Wollensak G, Herbst E W, Beck A, Schaefer H E
Department of Pathology, University of Freiburg, Federal Republic of Germany.
Virchows Arch A Pathol Anat Histopathol. 1992;420(2):191-5. doi: 10.1007/BF02358812.
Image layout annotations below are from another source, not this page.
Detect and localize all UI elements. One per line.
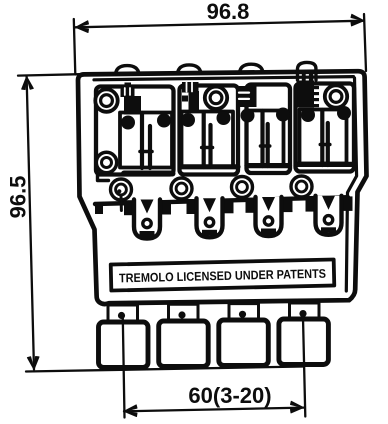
- unit 4 intonation spring (black): [297, 81, 315, 108]
- block tab 2: [169, 304, 199, 321]
- block 4: [279, 319, 329, 365]
- unit 1 string groove dot left: [121, 116, 135, 130]
- unit 2 string groove dot right: [217, 111, 231, 125]
- unit 2 string slot lines: [202, 112, 206, 167]
- block 2: [159, 321, 209, 367]
- unit 4 string groove dot left: [301, 108, 315, 122]
- unit 1 mount screw top-left: [95, 89, 117, 111]
- unit 1 saddle base bar: [124, 171, 173, 177]
- unit 2 saddle base bar: [181, 164, 238, 169]
- unit 2 intonation spring (black): [182, 82, 199, 93]
- top bump 3: [240, 64, 264, 73]
- block tab 4: [290, 303, 320, 320]
- block tab 1: [108, 305, 138, 322]
- unit 3 intonation spring (black): [239, 86, 257, 107]
- unit 2 mount screw top-right: [205, 87, 227, 109]
- patent text box: [111, 259, 335, 290]
- unit 3 string groove dot left: [241, 109, 255, 123]
- string tab 1: [124, 200, 171, 239]
- pivot screw 3: [232, 177, 253, 198]
- block 1: [99, 322, 149, 368]
- unit 4 striped post: [298, 62, 317, 88]
- unit 2 frame: [180, 86, 239, 175]
- unit 3 string slot lines: [260, 111, 264, 166]
- plate mid band line: [95, 197, 348, 204]
- unit 4 saddle base bar: [297, 162, 353, 167]
- dimension 60(3-20) bottom: [123, 318, 305, 418]
- pivot screw 1: [110, 179, 134, 211]
- svg-text:60(3-20): 60(3-20): [188, 383, 271, 408]
- unit 1 string slot lines: [140, 113, 144, 168]
- unit 2 saddle block: [182, 112, 234, 167]
- unit 4 frame: [296, 84, 355, 172]
- bridge plate outline: [78, 71, 367, 304]
- pivot screw 2: [171, 178, 192, 199]
- unit 1 mount screw mid-left: [96, 152, 116, 172]
- unit 1 frame lower-left ear: [98, 173, 109, 181]
- plate inner top line: [94, 77, 354, 80]
- unit 1 intonation spring (black): [125, 83, 132, 88]
- unit 1 saddle block: [120, 113, 172, 168]
- top bump 1: [116, 66, 140, 75]
- unit 4 string groove dot right: [337, 106, 351, 120]
- svg-text:96.5: 96.5: [6, 176, 31, 219]
- unit 3 saddle base bar: [247, 163, 290, 168]
- block 3: [219, 320, 268, 366]
- svg-text:96.8: 96.8: [207, 0, 250, 24]
- unit 1 frame: [96, 87, 174, 175]
- unit 3 saddle block: [247, 111, 284, 166]
- unit 1 string groove dot right: [157, 114, 171, 128]
- unit 3 frame: [247, 85, 291, 174]
- string tab 2: [187, 198, 234, 237]
- top bump 2: [178, 65, 202, 74]
- unit 3 string groove dot right: [276, 108, 290, 122]
- unit 4 string slot lines: [320, 110, 324, 165]
- unit 2 string groove dot left: [181, 113, 195, 127]
- band end blob left: [95, 203, 103, 214]
- plate inner right edge: [346, 78, 356, 291]
- pivot screw 4: [291, 176, 312, 197]
- block tab 3: [229, 304, 259, 321]
- dimension 96.8 top: [74, 0, 366, 75]
- string tab 4: [306, 196, 353, 235]
- unit 4 mount screw top-right: [325, 85, 347, 107]
- string tab 3: [246, 197, 293, 236]
- unit 4 saddle block: [300, 110, 347, 164]
- dimension 96.5 left: [6, 74, 305, 371]
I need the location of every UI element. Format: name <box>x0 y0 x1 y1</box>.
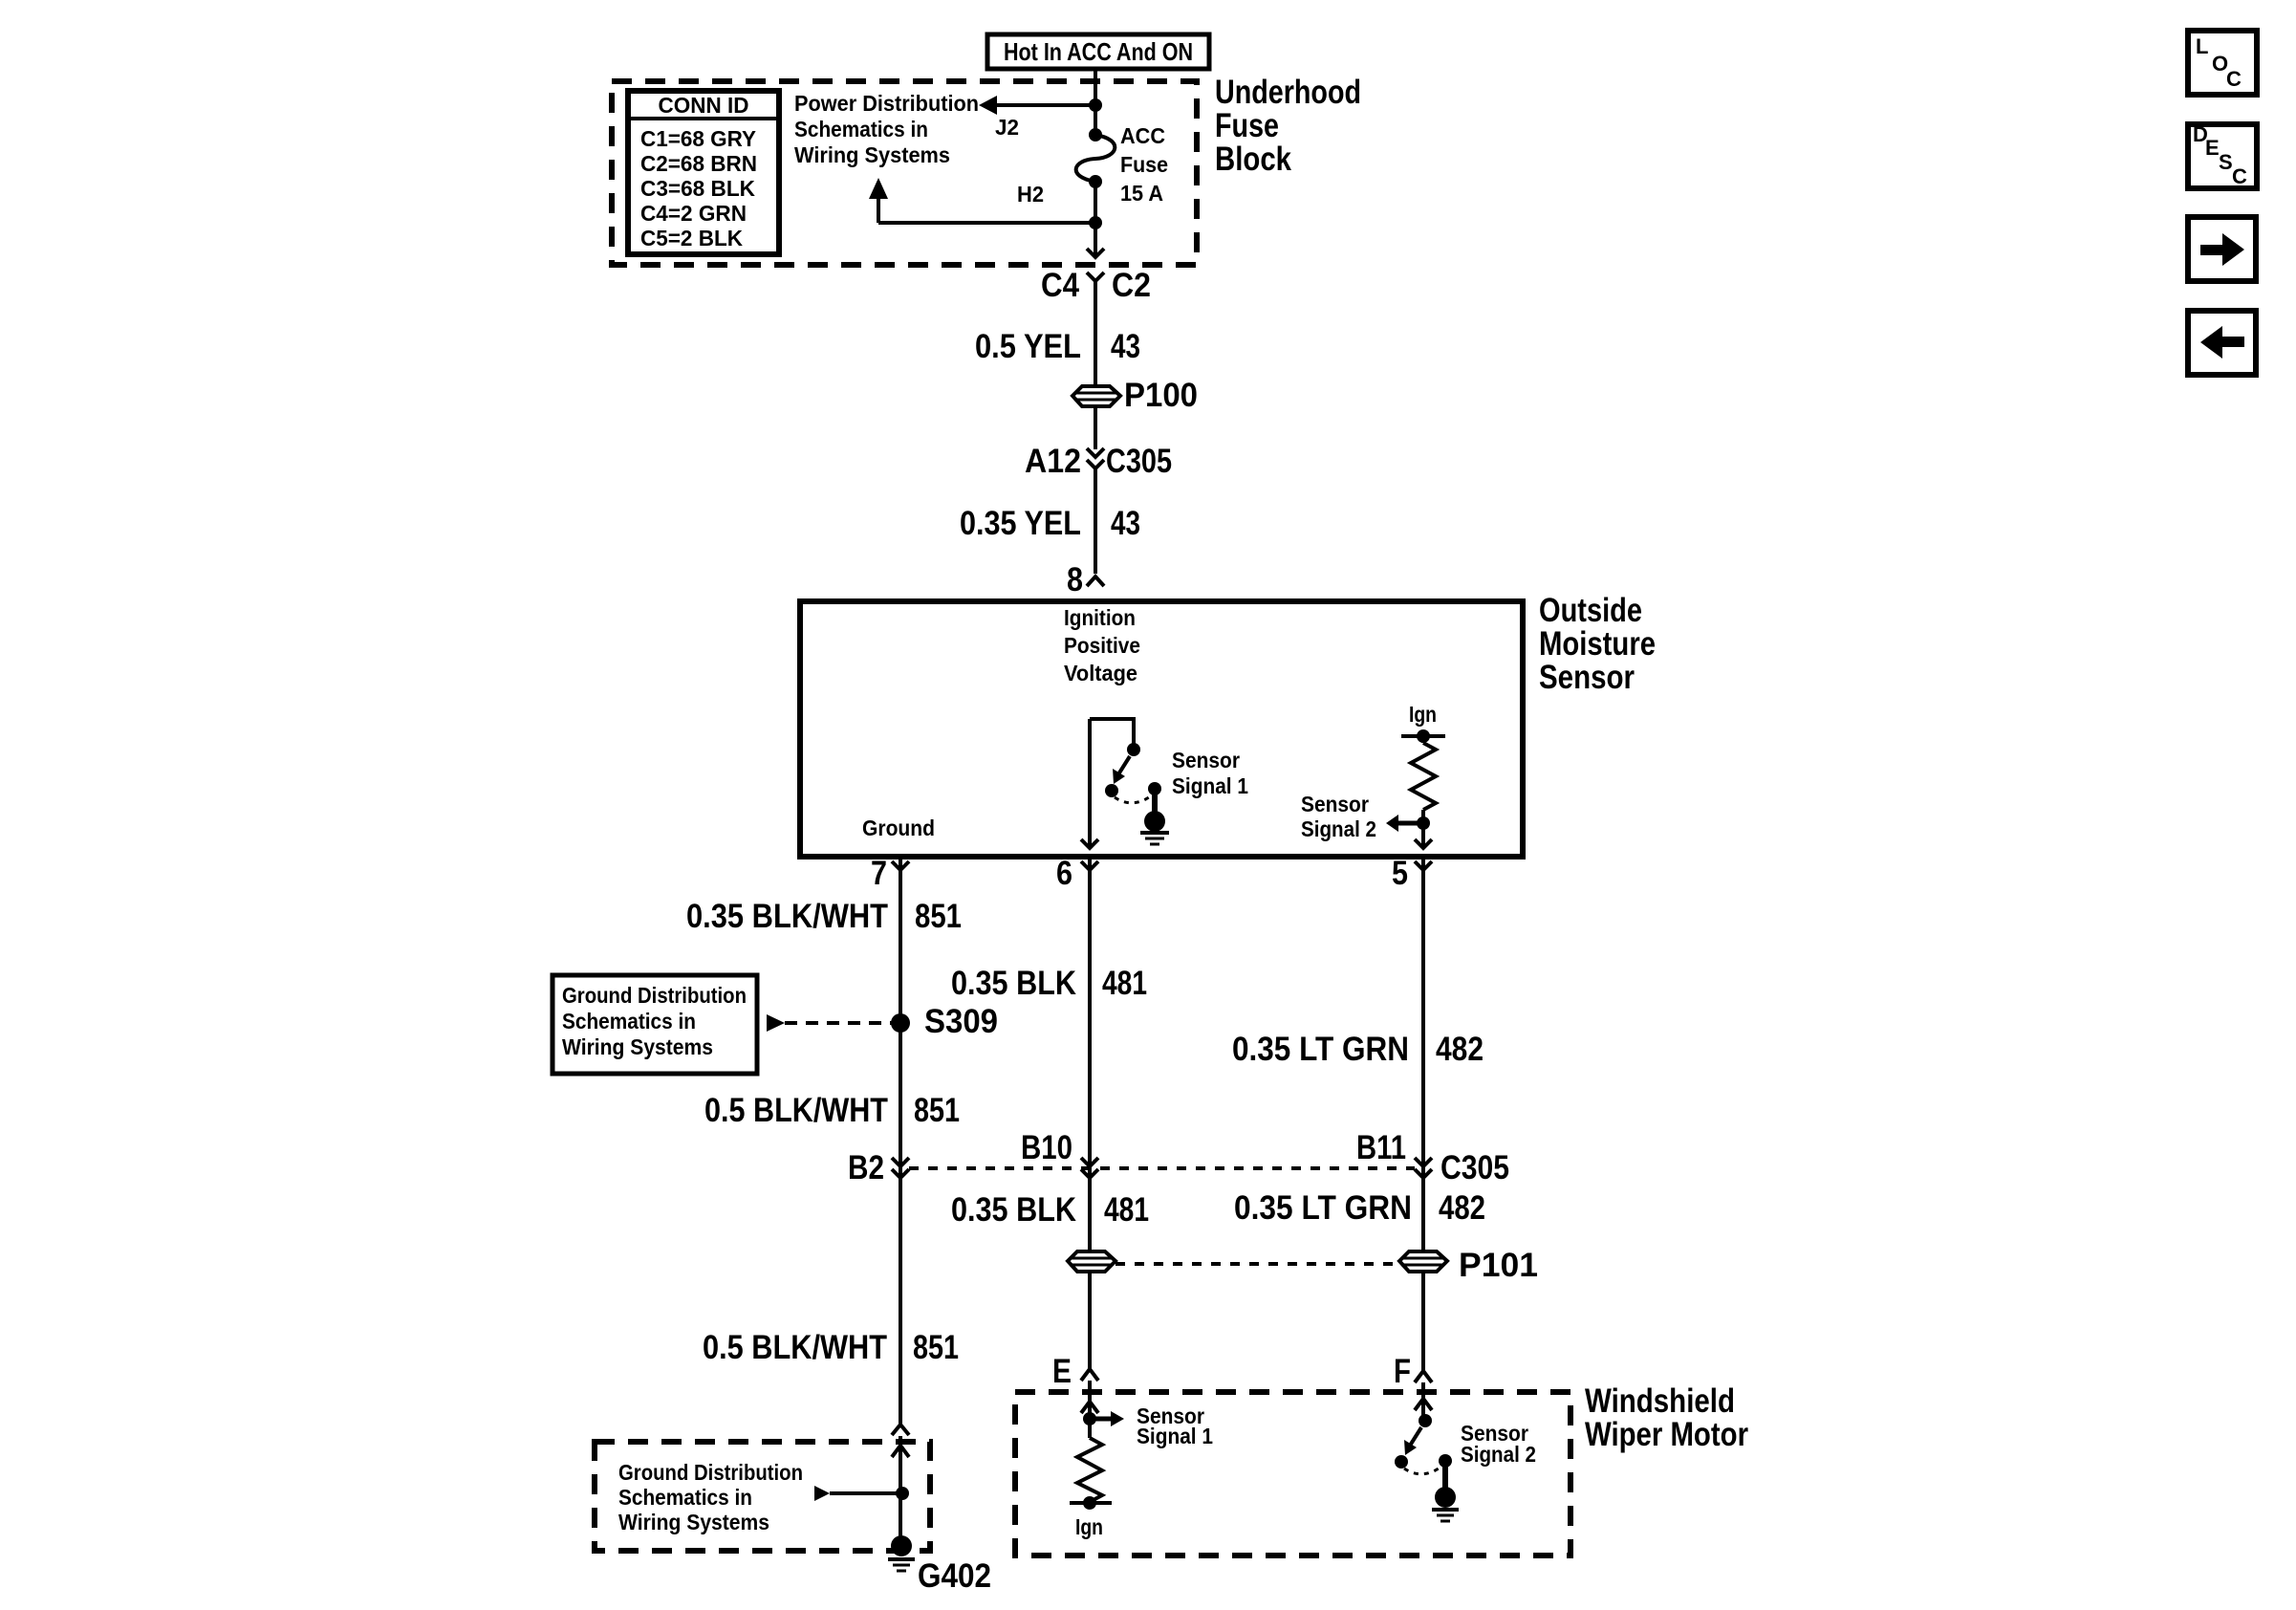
svg-text:Schematics in: Schematics in <box>794 117 928 141</box>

In a 52-year-old Caucasian man osteopoikilosis had been misdiagnosed roentgenologically 2 years before his death. Gradually he developed Cushing's syndrome and ultimately superior vena caval obstruction. At autopsy a primary thymic carcinoid with extensive osteoblastic bone metastasis was found. Immunohistochemically the tumor was shown to be positive for adrenocorticotropic hormone (ACTH), cytokeratin (KL1), neuron-specific enolase, synaptophysin, chromogranin and glucagon. Remarkably the tumour was negative for serotonin despite high urinary hydroxyindolacetic acid levels. Bilateral hyperplasia of the adrenal cortex was found. The adenohypophysis showed a considerable reduction of ACTH-producing cells and numerous Crooke's cells with a characteristic immunohistochemical pattern.
一名52岁的白种男性,骨斑点症在其去世前2年被放射学误诊。他逐渐发展为库欣综合征,最终出现上腔静脉阻塞。尸检发现原发性胸腺类癌伴广泛成骨性骨转移。免疫组化显示肿瘤促肾上腺皮质激素(ACTH)、细胞角蛋白(KL1)、神经元特异性烯醇化酶、突触素、嗜铬粒蛋白和胰高血糖素呈阳性。值得注意的是,尽管尿中羟吲哚乙酸水平很高,但肿瘤5-羟色胺呈阴性。发现双侧肾上腺皮质增生。腺垂体促肾上腺皮质激素分泌细胞明显减少,有许多具有特征性免疫组化模式的克鲁克细胞。